I would like to understand why, approving an ERC20 token inside a contract function doesn't work.

Suppose that I create a function in my contract, that calls an approve for an ERC20 token for the users in this way:

contract MyContract {
  function approveToken(address token) external {
    IERC20(token).approve(address(this), 1000);
  }
}

Is it right to say that:

  • the msg.sender of the transaction is the user who will be prompted to approve the transaction

  • the msg.sender of the approve function of the ERC20 token will not be that user, but the contract address

  • the effect of the approve will be to approve that ERC20 token on the following parameter: both spender and approver will the be contract address of my contract. So it's like we are telling the ERC20 token to have this:

    allowances[CONTRACT_ADDRESS][CONTRACT_ADDRESS] = 1000.

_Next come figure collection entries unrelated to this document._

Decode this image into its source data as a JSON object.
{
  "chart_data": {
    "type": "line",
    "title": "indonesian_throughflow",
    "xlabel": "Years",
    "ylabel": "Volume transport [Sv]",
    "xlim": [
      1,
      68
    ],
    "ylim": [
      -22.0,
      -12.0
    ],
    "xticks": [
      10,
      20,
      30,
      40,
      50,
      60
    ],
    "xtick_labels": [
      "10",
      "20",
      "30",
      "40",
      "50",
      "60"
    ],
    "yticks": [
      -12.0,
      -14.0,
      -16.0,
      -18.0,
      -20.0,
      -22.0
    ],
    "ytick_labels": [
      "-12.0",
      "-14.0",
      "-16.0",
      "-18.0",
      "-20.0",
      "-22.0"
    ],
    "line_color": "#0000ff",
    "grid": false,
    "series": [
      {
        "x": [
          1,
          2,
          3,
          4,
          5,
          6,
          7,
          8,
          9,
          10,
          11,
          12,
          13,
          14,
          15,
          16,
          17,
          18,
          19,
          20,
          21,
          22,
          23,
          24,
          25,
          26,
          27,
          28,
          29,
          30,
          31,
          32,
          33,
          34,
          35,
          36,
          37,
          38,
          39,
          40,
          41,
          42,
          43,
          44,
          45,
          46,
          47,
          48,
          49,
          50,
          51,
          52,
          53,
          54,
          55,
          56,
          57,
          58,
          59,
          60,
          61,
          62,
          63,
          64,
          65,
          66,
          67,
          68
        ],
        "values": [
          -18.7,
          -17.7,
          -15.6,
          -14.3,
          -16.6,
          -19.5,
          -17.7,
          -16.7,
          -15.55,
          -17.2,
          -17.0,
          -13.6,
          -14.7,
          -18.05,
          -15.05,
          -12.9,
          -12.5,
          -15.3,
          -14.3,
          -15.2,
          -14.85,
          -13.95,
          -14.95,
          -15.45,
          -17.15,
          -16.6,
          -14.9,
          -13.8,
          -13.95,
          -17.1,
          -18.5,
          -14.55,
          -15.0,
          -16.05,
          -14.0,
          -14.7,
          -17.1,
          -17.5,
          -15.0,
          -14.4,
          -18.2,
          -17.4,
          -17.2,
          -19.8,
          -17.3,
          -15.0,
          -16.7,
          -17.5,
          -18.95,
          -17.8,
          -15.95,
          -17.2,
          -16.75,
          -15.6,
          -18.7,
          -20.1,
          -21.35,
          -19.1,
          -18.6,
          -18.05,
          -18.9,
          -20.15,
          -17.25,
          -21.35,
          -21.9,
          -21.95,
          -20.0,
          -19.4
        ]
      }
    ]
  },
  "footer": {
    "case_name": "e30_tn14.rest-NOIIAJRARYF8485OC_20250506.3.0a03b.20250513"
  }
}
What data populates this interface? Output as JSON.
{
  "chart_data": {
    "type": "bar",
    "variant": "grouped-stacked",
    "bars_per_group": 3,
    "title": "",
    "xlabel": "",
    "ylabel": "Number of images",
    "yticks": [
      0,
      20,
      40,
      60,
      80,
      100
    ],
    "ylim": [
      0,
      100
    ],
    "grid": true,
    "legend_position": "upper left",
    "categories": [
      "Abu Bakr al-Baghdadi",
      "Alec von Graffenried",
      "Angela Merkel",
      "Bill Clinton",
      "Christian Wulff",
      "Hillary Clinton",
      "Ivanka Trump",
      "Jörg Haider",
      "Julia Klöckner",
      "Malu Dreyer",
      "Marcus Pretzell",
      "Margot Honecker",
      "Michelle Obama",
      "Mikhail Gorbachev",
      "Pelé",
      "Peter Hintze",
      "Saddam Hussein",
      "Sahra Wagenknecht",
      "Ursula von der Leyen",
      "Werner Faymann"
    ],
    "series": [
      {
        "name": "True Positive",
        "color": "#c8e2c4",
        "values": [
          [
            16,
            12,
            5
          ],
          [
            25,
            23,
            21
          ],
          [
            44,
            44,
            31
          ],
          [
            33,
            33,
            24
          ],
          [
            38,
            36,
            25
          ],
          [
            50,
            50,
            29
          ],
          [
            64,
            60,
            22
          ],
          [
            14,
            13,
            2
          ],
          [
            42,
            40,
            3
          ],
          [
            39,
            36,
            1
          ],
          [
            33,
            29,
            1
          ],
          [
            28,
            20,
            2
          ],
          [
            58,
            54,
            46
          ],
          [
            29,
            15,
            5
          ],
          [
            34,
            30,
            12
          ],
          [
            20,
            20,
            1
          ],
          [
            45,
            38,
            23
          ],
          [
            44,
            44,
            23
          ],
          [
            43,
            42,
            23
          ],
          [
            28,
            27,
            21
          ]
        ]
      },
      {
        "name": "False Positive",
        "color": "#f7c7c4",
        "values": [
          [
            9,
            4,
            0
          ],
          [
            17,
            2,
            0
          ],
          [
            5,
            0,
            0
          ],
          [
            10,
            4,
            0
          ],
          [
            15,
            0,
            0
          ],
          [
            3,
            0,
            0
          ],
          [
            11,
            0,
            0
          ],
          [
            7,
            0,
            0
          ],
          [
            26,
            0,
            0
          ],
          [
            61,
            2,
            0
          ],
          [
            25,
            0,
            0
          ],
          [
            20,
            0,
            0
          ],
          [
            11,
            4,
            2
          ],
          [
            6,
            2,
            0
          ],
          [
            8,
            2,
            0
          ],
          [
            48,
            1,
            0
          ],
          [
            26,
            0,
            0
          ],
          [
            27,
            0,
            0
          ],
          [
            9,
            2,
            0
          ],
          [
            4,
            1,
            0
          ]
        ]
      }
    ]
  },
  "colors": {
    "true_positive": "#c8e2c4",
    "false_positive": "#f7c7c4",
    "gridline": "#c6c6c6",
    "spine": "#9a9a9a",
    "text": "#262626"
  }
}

Thus, to approve my contract to spend token for some tokens' holder, the msg.sender in the approve function of ERC20 should be the token holder, hence the token holder should call the function directly on the client side without passing through a contract because the contract can't impersonate that user.

Is my understanding correct?

2 Answers 2

4

Thus, to approve my contract to spend token for some tokens' holder, the msg.sender in the approve function of ERC20 should be the token holder, hence the token holder should call the function directly on the client side without passing through a contract because the contract can't impersonate that user.

You are correct on every point !

The ERC-20, ERC-721 will only allow a holder to directly approve a spender for obvious logic and security reasons.

0

Correct!. A contract cannot run an approved function within itself. Since the msg.sender now becomes the smart contract's address instead of the account's address. You're understanding is correct.